Kurts Maschine kam näher, so dass es aussah wie ein Falke, der im Begriff ist, seine Beute in vollem Flug zu schlagen. Der andere Jet kam hoch und kämpfte wie eine große, träge Taube um jeden Fuß Flughöhe.

Der stählerne Vogel wurde größer und größer, füllte das gesamte Fenster und verschwand schließlich aus Kurts Sicht, als dieser darüber hinwegrauschte.

Jinn saß in der führenden Maschine auf dem Platz des Flugingenieurs und brüllte dem Piloten Befehle zu. Die Gashebel standen auf volle Kraft, das Flugzeug stieg schwerfällig und gewann mühsam an Tempo.

»Passt auf! Er ist genau über euch!«, schrie Zarrina über Funk.
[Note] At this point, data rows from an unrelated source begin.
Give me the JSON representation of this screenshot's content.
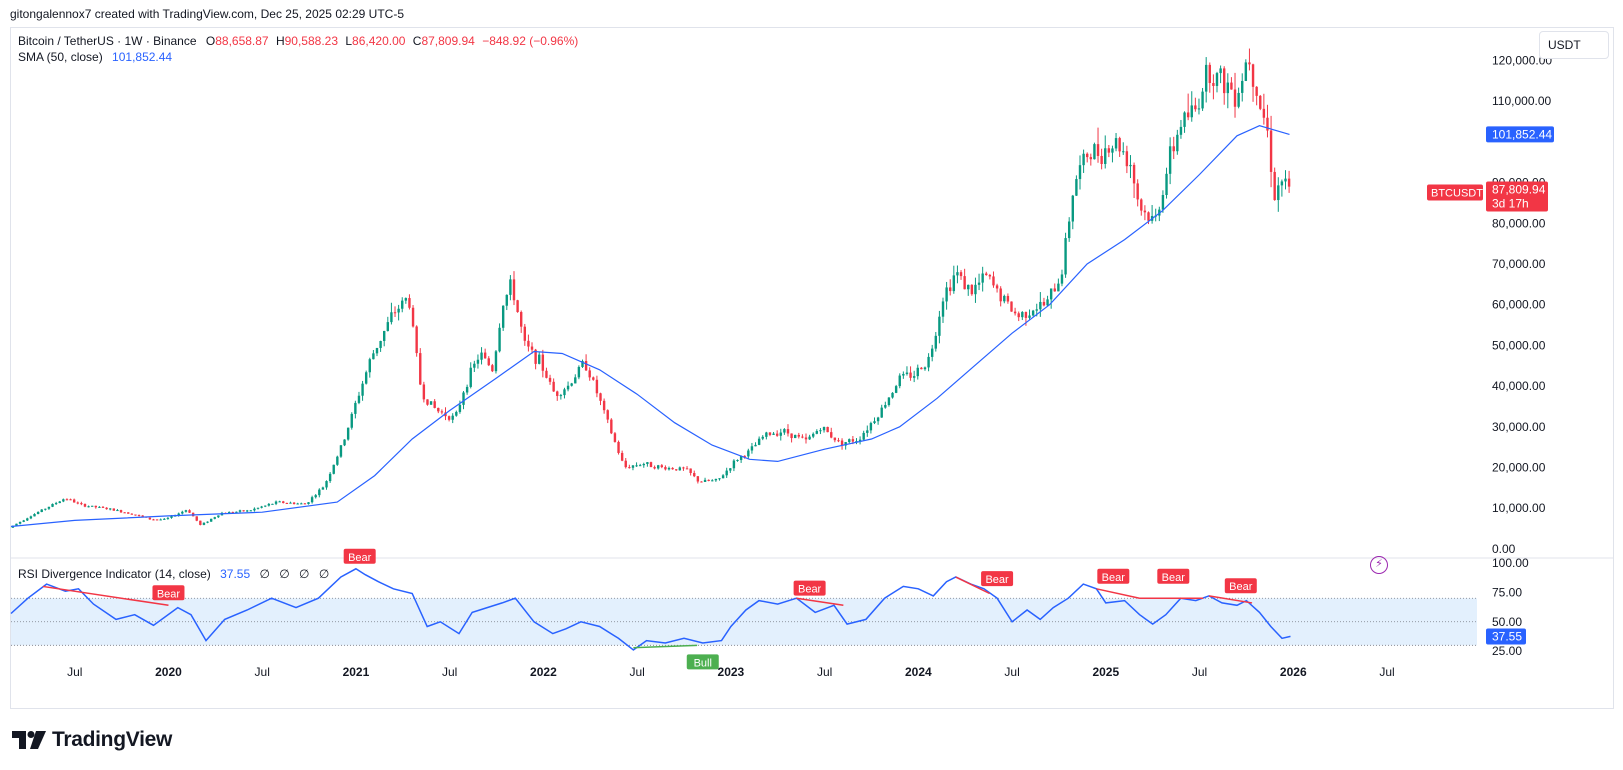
{
  "caption": "gitongalennox7 created with TradingView.com, Dec 25, 2025 02:29 UTC-5",
  "legend": {
    "symbol": "Bitcoin / TetherUS · 1W · Binance",
    "o_label": "O",
    "o": "88,658.87",
    "h_label": "H",
    "h": "90,588.23",
    "l_label": "L",
    "l": "86,420.00",
    "c_label": "C",
    "c": "87,809.94",
    "change": "−848.92 (−0.96%)",
    "sma_label": "SMA (50, close)",
    "sma_value": "101,852.44",
    "rsi_label": "RSI Divergence Indicator (14, close)",
    "rsi_value": "37.55",
    "rsi_extras": "∅ ∅ ∅ ∅"
  },
  "currency_button": "USDT",
  "price_tags": {
    "sma": "101,852.44",
    "ticker": "BTCUSDT",
    "last": "87,809.94",
    "countdown": "3d 17h",
    "rsi": "37.55"
  },
  "logo_text": "TradingView",
  "colors": {
    "up": "#089981",
    "down": "#f23645",
    "sma": "#2962ff",
    "rsi": "#2962ff",
    "rsi_band": "#e3f0fd",
    "bull": "#4caf50",
    "bear": "#f23645"
  },
  "chart_data": {
    "type": "candlestick",
    "title": "Bitcoin / TetherUS · 1W · Binance",
    "price_axis": {
      "ticks": [
        0,
        10000,
        20000,
        30000,
        40000,
        50000,
        60000,
        70000,
        80000,
        90000,
        110000,
        120000
      ],
      "tick_labels": [
        "0.00",
        "10,000.00",
        "20,000.00",
        "30,000.00",
        "40,000.00",
        "50,000.00",
        "60,000.00",
        "70,000.00",
        "80,000.00",
        "90,000.00",
        "110,000.00",
        "120,000.00"
      ],
      "ylim": [
        -2000,
        128000
      ]
    },
    "time_axis": {
      "labels": [
        "Jul",
        "2020",
        "Jul",
        "2021",
        "Jul",
        "2022",
        "Jul",
        "2023",
        "Jul",
        "2024",
        "Jul",
        "2025",
        "Jul",
        "2026",
        "Jul"
      ],
      "dates": [
        2019.5,
        2020.0,
        2020.5,
        2021.0,
        2021.5,
        2022.0,
        2022.5,
        2023.0,
        2023.5,
        2024.0,
        2024.5,
        2025.0,
        2025.5,
        2026.0,
        2026.5
      ],
      "xlim": [
        2019.16,
        2026.98
      ]
    },
    "price_path": [
      [
        2019.17,
        5200
      ],
      [
        2019.28,
        8000
      ],
      [
        2019.47,
        12500
      ],
      [
        2019.55,
        10800
      ],
      [
        2019.7,
        9800
      ],
      [
        2019.82,
        8700
      ],
      [
        2019.92,
        7300
      ],
      [
        2020.0,
        7200
      ],
      [
        2020.12,
        9700
      ],
      [
        2020.19,
        5800
      ],
      [
        2020.3,
        8800
      ],
      [
        2020.45,
        9400
      ],
      [
        2020.6,
        11500
      ],
      [
        2020.75,
        11000
      ],
      [
        2020.85,
        15500
      ],
      [
        2020.95,
        26000
      ],
      [
        2021.02,
        36000
      ],
      [
        2021.1,
        47000
      ],
      [
        2021.22,
        58000
      ],
      [
        2021.3,
        62000
      ],
      [
        2021.37,
        38000
      ],
      [
        2021.45,
        34000
      ],
      [
        2021.55,
        32000
      ],
      [
        2021.6,
        40000
      ],
      [
        2021.68,
        48000
      ],
      [
        2021.75,
        44000
      ],
      [
        2021.8,
        60000
      ],
      [
        2021.85,
        65000
      ],
      [
        2021.92,
        50000
      ],
      [
        2022.0,
        46000
      ],
      [
        2022.08,
        38000
      ],
      [
        2022.15,
        40000
      ],
      [
        2022.24,
        46000
      ],
      [
        2022.3,
        39000
      ],
      [
        2022.37,
        30000
      ],
      [
        2022.45,
        20000
      ],
      [
        2022.55,
        21000
      ],
      [
        2022.65,
        20000
      ],
      [
        2022.78,
        19500
      ],
      [
        2022.85,
        16500
      ],
      [
        2022.95,
        16800
      ],
      [
        2023.05,
        22000
      ],
      [
        2023.12,
        24000
      ],
      [
        2023.2,
        28000
      ],
      [
        2023.3,
        29000
      ],
      [
        2023.42,
        26500
      ],
      [
        2023.5,
        30000
      ],
      [
        2023.6,
        26000
      ],
      [
        2023.7,
        27000
      ],
      [
        2023.82,
        34000
      ],
      [
        2023.92,
        42000
      ],
      [
        2024.0,
        43000
      ],
      [
        2024.08,
        47000
      ],
      [
        2024.15,
        62000
      ],
      [
        2024.22,
        68000
      ],
      [
        2024.3,
        63000
      ],
      [
        2024.38,
        67000
      ],
      [
        2024.46,
        62000
      ],
      [
        2024.55,
        57000
      ],
      [
        2024.62,
        59000
      ],
      [
        2024.7,
        60000
      ],
      [
        2024.78,
        67000
      ],
      [
        2024.85,
        90000
      ],
      [
        2024.92,
        97000
      ],
      [
        2025.0,
        98000
      ],
      [
        2025.08,
        100000
      ],
      [
        2025.15,
        95000
      ],
      [
        2025.2,
        84000
      ],
      [
        2025.28,
        80000
      ],
      [
        2025.35,
        94000
      ],
      [
        2025.42,
        105000
      ],
      [
        2025.5,
        108000
      ],
      [
        2025.56,
        118000
      ],
      [
        2025.64,
        115000
      ],
      [
        2025.72,
        112000
      ],
      [
        2025.78,
        122000
      ],
      [
        2025.84,
        110000
      ],
      [
        2025.88,
        103000
      ],
      [
        2025.92,
        87000
      ],
      [
        2025.96,
        91000
      ],
      [
        2025.985,
        87810
      ]
    ],
    "sma_path": [
      [
        2019.16,
        5500
      ],
      [
        2019.5,
        7000
      ],
      [
        2020.0,
        8100
      ],
      [
        2020.5,
        9000
      ],
      [
        2020.9,
        11500
      ],
      [
        2021.1,
        18000
      ],
      [
        2021.3,
        27000
      ],
      [
        2021.5,
        34000
      ],
      [
        2021.75,
        42000
      ],
      [
        2021.95,
        48500
      ],
      [
        2022.1,
        48000
      ],
      [
        2022.3,
        44000
      ],
      [
        2022.5,
        38000
      ],
      [
        2022.7,
        31000
      ],
      [
        2022.9,
        25500
      ],
      [
        2023.1,
        22000
      ],
      [
        2023.25,
        21500
      ],
      [
        2023.5,
        24500
      ],
      [
        2023.75,
        27000
      ],
      [
        2023.9,
        30000
      ],
      [
        2024.1,
        37000
      ],
      [
        2024.3,
        45000
      ],
      [
        2024.5,
        53000
      ],
      [
        2024.7,
        60000
      ],
      [
        2024.9,
        70000
      ],
      [
        2025.1,
        76000
      ],
      [
        2025.3,
        83000
      ],
      [
        2025.5,
        92000
      ],
      [
        2025.7,
        101500
      ],
      [
        2025.82,
        104000
      ],
      [
        2025.98,
        101852
      ]
    ],
    "rsi": {
      "label": "RSI Divergence Indicator (14, close)",
      "ticks": [
        25,
        50,
        75,
        100
      ],
      "tick_labels": [
        "25.00",
        "50.00",
        "75.00",
        "100.00"
      ],
      "band": [
        30,
        70
      ],
      "path": [
        [
          2019.16,
          57
        ],
        [
          2019.25,
          70
        ],
        [
          2019.35,
          82
        ],
        [
          2019.45,
          76
        ],
        [
          2019.52,
          78
        ],
        [
          2019.6,
          65
        ],
        [
          2019.72,
          52
        ],
        [
          2019.82,
          56
        ],
        [
          2019.92,
          47
        ],
        [
          2020.05,
          62
        ],
        [
          2020.12,
          56
        ],
        [
          2020.2,
          34
        ],
        [
          2020.3,
          52
        ],
        [
          2020.42,
          60
        ],
        [
          2020.55,
          70
        ],
        [
          2020.68,
          62
        ],
        [
          2020.8,
          70
        ],
        [
          2020.92,
          88
        ],
        [
          2021.0,
          95
        ],
        [
          2021.05,
          90
        ],
        [
          2021.12,
          84
        ],
        [
          2021.2,
          78
        ],
        [
          2021.3,
          74
        ],
        [
          2021.38,
          46
        ],
        [
          2021.45,
          50
        ],
        [
          2021.55,
          40
        ],
        [
          2021.62,
          58
        ],
        [
          2021.7,
          62
        ],
        [
          2021.78,
          66
        ],
        [
          2021.85,
          70
        ],
        [
          2021.95,
          50
        ],
        [
          2022.05,
          40
        ],
        [
          2022.12,
          44
        ],
        [
          2022.2,
          50
        ],
        [
          2022.3,
          46
        ],
        [
          2022.4,
          36
        ],
        [
          2022.48,
          26
        ],
        [
          2022.55,
          34
        ],
        [
          2022.65,
          32
        ],
        [
          2022.75,
          36
        ],
        [
          2022.85,
          32
        ],
        [
          2022.95,
          34
        ],
        [
          2023.0,
          46
        ],
        [
          2023.08,
          60
        ],
        [
          2023.15,
          68
        ],
        [
          2023.25,
          65
        ],
        [
          2023.35,
          70
        ],
        [
          2023.45,
          58
        ],
        [
          2023.55,
          64
        ],
        [
          2023.62,
          48
        ],
        [
          2023.72,
          52
        ],
        [
          2023.82,
          70
        ],
        [
          2023.92,
          80
        ],
        [
          2024.0,
          78
        ],
        [
          2024.08,
          72
        ],
        [
          2024.15,
          84
        ],
        [
          2024.2,
          88
        ],
        [
          2024.28,
          82
        ],
        [
          2024.35,
          78
        ],
        [
          2024.42,
          70
        ],
        [
          2024.5,
          50
        ],
        [
          2024.58,
          60
        ],
        [
          2024.65,
          52
        ],
        [
          2024.72,
          62
        ],
        [
          2024.8,
          70
        ],
        [
          2024.88,
          82
        ],
        [
          2024.95,
          78
        ],
        [
          2025.0,
          66
        ],
        [
          2025.1,
          68
        ],
        [
          2025.18,
          56
        ],
        [
          2025.25,
          48
        ],
        [
          2025.32,
          56
        ],
        [
          2025.4,
          70
        ],
        [
          2025.48,
          68
        ],
        [
          2025.55,
          72
        ],
        [
          2025.62,
          66
        ],
        [
          2025.7,
          64
        ],
        [
          2025.75,
          68
        ],
        [
          2025.82,
          58
        ],
        [
          2025.88,
          46
        ],
        [
          2025.94,
          36
        ],
        [
          2025.985,
          37.55
        ]
      ],
      "divergence_lines": [
        {
          "x1": 2019.33,
          "y1": 80,
          "x2": 2020.0,
          "y2": 64,
          "kind": "bear"
        },
        {
          "x1": 2023.35,
          "y1": 70,
          "x2": 2023.6,
          "y2": 64,
          "kind": "bear"
        },
        {
          "x1": 2024.2,
          "y1": 88,
          "x2": 2024.38,
          "y2": 74,
          "kind": "bear"
        },
        {
          "x1": 2024.95,
          "y1": 78,
          "x2": 2025.18,
          "y2": 70,
          "kind": "bear"
        },
        {
          "x1": 2025.18,
          "y1": 70,
          "x2": 2025.52,
          "y2": 70,
          "kind": "bear"
        },
        {
          "x1": 2025.55,
          "y1": 72,
          "x2": 2025.78,
          "y2": 66,
          "kind": "bear"
        },
        {
          "x1": 2022.48,
          "y1": 28,
          "x2": 2022.82,
          "y2": 30,
          "kind": "bull"
        }
      ],
      "labels": [
        {
          "x": 2020.0,
          "y": 64,
          "text": "Bear"
        },
        {
          "x": 2021.02,
          "y": 95,
          "text": "Bear"
        },
        {
          "x": 2023.42,
          "y": 68,
          "text": "Bear"
        },
        {
          "x": 2024.42,
          "y": 76,
          "text": "Bear"
        },
        {
          "x": 2025.04,
          "y": 78,
          "text": "Bear"
        },
        {
          "x": 2025.36,
          "y": 78,
          "text": "Bear"
        },
        {
          "x": 2025.72,
          "y": 70,
          "text": "Bear"
        },
        {
          "x": 2022.85,
          "y": 24,
          "text": "Bull"
        }
      ]
    }
  }
}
Eine Woge aus ohrenbetäubendem Donner und heftiger Turbulenz schüttelte die Maschine durch. Ein Schatten raste über die Frontscheibe, und der Kapitän drückte den Steuerknüppel nach vorn. Qualm, Hitze und Abgase aus Kurts Motoren hüllten das Cockpit ein, aber die Maschinen kollidierten nicht.

Dass Kurt in der letzten Sekunde hochzog, verschaffte ihnen ein paar Fuß wertvollen Raums. Andererseits drückte sie das unwillkürliche Zusammenzucken des Piloten und die Wirbelschleppe der fünfzehn Tonnen schweren Maschine weiter nach links und abwärts in Richtung Ozean.

»Hochziehen!«, brüllte Jinn. »Hochziehen!«

Der Pilot richtete die Tragflächen horizontal aus und riss den Steuerknüppel zurück. Der Düsenjet sackte aufs Wasser, berührte es sogar kurz, prallte jedoch davon ab wie ein flacher Stein und stieg wieder in den Himmel.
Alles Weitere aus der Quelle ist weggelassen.